Es de destacarse que las entidades más habitadas del país tienen mejor evaluación, pues Estado de México (casi 17 millones) tiene una Tasa Específica de Fecundidad Adolescente (TEFA) de 62.4 y está en el lugar 28, mientras que Ciudad de México (más de 9 millones) es el último lugar con 47.8.
Jalisco y Veracruz (con más de 8 millones de habitantes cada uno) están en 63.3 y 73.7, mientras que Puebla, el quinto estado más poblado con 6.5 millones, tiene una TEFA de 76.8.
Esto se ve reflejado en que, conforme al Censo 2020, en la entidad poblana hay 2 millones 718 mil 903 mujeres mayores de 12 años, de las cuales un millón 850 mil 640 reportaron tener al menos un hijo vivo.
A pesar de ello, se debe precisar que Puebla ha reducido en casi 10 puntos su TEFA, en los últimos 20 años, pues en 2000 era de 86.4, bajó en 2005 a 81.5, para 2010 se fue a 78.6, tuvo un repunte en 2015 a 83.4 y para 2020 está a 76.8 nacimientos por cada mil adolescentes que habitan el estado.
El estudio también reporta que la tasa de fecundidad de niñas de 10 a 14 años, para 2020, fue de 1.6 nacimientos por cada mil, conforme a datos del Consejo Nacional de Población (Conapo) de 2021.
Coneval señala que de los encuestados ocho de cada 10 mencionaron que las escuelas de su localidad ofrecen información sobre salud sexual y reproductiva, 60% indicaron que cuentan con materiales que les permiten entender estos temas y 85% considera que los libros de texto contienen información.
Asimismo, de acuerdo con los datos reportados por las y los adolescentes, el 96.5% indicó que su profesor, profesora o algún especialista en la escuela les habló, al menos, sobre un tema de salud sexual y reproductiva, siendo el tema del embarazo (89.9%) el más abordado, mientras que el menos discutid, se refiere a lugares donde pueden conseguir los métodos anticonceptivos (73.3%).
“El papel de la escuela en la transmisión de conocimiento, en cuanto a salud sexual y reproductiva es primordial para el ejercicio informado de la sexualidad en los adolescentes, de allí la necesidad de incentivarlos a no abandonar sus estudios (…), incluir contenidos sobre estos temas desde la primaria y considerar mecanismos adicionales”, concluye Coneval.
El documento también señala que desde el inicio la pandemia de COVID-19 bajó el número de adolescentes que, teniendo relaciones sexuales, acudió a clínicas u hospitales para solicitar anticonceptivos, con sólo 16.7% de ellas y 6% de ellos.
“Esta baja tasa se explica principalmente por el temor a salir de casa debido a un posible contagio (33.9% de las mujeres y 26% de los hombres), así como a que decidieron comprarlos directamente en farmacia (47.2% de las mujeres y 48.9% de los hombres)”, cita el escrito.

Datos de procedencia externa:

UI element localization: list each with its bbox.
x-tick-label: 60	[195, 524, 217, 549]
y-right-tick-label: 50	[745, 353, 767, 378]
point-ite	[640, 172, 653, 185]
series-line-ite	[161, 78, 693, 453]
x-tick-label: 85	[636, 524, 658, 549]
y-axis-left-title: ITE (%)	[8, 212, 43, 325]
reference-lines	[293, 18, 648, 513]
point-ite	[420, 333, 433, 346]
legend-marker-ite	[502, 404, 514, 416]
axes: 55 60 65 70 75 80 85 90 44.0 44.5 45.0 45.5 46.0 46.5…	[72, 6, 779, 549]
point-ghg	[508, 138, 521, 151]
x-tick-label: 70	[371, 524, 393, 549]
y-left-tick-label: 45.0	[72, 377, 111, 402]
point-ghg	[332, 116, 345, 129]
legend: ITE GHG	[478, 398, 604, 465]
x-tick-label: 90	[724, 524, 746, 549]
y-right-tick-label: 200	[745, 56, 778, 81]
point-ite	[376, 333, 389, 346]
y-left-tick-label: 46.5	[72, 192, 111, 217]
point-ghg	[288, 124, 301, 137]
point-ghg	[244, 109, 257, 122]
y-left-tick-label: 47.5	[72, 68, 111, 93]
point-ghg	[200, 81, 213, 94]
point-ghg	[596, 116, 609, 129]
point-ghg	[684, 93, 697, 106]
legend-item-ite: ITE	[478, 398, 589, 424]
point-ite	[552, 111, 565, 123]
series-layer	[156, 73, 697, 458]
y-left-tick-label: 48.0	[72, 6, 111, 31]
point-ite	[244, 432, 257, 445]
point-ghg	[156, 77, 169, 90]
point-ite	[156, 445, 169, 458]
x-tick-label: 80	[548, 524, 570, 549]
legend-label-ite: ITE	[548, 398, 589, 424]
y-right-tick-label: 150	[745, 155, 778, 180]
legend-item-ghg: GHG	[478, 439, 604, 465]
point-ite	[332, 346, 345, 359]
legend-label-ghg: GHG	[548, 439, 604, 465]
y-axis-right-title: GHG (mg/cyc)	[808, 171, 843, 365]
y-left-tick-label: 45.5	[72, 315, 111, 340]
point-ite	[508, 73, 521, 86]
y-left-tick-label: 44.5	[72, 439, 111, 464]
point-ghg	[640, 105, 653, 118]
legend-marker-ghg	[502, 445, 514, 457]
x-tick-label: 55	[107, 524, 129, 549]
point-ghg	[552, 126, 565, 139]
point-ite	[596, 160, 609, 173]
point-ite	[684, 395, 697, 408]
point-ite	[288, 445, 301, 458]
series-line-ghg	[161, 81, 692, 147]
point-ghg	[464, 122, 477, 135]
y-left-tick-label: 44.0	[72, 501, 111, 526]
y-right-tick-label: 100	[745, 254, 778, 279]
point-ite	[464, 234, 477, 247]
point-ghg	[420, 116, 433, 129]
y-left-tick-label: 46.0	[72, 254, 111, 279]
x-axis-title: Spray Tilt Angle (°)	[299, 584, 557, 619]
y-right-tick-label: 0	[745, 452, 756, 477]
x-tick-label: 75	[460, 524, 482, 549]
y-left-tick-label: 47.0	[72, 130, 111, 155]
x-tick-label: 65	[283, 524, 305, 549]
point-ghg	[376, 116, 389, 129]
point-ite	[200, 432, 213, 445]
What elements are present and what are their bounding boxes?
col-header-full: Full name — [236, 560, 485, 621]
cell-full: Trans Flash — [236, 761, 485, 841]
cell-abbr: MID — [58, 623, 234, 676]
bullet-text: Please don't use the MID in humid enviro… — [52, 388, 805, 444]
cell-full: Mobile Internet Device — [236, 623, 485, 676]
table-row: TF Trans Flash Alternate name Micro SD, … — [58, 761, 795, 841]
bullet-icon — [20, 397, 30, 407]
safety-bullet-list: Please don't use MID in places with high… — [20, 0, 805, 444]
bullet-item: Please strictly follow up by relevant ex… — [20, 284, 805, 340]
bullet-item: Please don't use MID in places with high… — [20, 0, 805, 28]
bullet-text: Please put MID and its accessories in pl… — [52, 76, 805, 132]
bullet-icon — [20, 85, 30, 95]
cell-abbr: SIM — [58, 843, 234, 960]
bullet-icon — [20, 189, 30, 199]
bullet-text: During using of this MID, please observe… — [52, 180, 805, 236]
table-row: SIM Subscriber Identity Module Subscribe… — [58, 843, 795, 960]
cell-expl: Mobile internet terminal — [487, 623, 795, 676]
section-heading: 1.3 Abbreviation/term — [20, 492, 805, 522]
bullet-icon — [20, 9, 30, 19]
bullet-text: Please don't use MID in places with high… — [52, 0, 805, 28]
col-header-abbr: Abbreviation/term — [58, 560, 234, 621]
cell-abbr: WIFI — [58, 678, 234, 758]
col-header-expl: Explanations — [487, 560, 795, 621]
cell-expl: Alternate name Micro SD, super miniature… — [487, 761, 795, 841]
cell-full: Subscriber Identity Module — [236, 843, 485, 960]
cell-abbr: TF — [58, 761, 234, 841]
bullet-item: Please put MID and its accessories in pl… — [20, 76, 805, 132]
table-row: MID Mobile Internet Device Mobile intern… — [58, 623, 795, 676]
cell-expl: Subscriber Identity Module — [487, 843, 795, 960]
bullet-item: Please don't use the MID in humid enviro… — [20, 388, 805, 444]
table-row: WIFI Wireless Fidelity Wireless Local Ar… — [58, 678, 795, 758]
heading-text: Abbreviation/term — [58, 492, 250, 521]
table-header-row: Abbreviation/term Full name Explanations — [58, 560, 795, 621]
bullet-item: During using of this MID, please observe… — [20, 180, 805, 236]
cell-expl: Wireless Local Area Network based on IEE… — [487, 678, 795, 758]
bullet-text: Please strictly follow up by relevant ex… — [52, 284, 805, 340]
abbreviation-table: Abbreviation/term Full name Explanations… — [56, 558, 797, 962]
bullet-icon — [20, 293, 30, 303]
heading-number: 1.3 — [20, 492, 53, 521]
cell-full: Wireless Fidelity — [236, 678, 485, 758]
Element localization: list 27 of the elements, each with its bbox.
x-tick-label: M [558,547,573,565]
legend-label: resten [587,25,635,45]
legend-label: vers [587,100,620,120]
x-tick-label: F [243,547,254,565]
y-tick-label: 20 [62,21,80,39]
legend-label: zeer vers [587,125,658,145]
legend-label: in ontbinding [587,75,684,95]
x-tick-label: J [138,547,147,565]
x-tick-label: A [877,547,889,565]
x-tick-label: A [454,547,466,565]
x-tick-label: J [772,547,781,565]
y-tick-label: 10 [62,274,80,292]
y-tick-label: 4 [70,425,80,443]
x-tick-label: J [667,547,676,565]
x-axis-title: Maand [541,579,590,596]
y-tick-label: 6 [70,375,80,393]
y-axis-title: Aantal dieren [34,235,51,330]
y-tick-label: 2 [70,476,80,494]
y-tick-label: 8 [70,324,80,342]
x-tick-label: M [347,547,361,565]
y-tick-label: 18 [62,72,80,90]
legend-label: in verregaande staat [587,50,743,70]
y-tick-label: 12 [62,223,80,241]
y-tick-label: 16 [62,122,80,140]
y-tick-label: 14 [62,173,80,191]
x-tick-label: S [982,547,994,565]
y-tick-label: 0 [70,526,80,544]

Además, 5.7% de las mujeres y 3.3% de los hombres entrevistados no sabía que podían acceder a métodos anticonceptivos en los centros de salud, mientras 1.4% declaró que no los busca en centros de salud porque anteriormente se los negaron.
De los encuestados, 26.5% dejó de estudiar por diversas causas y 14.1% suspendió estudios a causa de la pandemia.
De quienes abandonaron la escuela, 10.7% tiene sólo la primaria, 52.1% terminó la secundaria y 35% tiene como nivel máximo el bachillerato.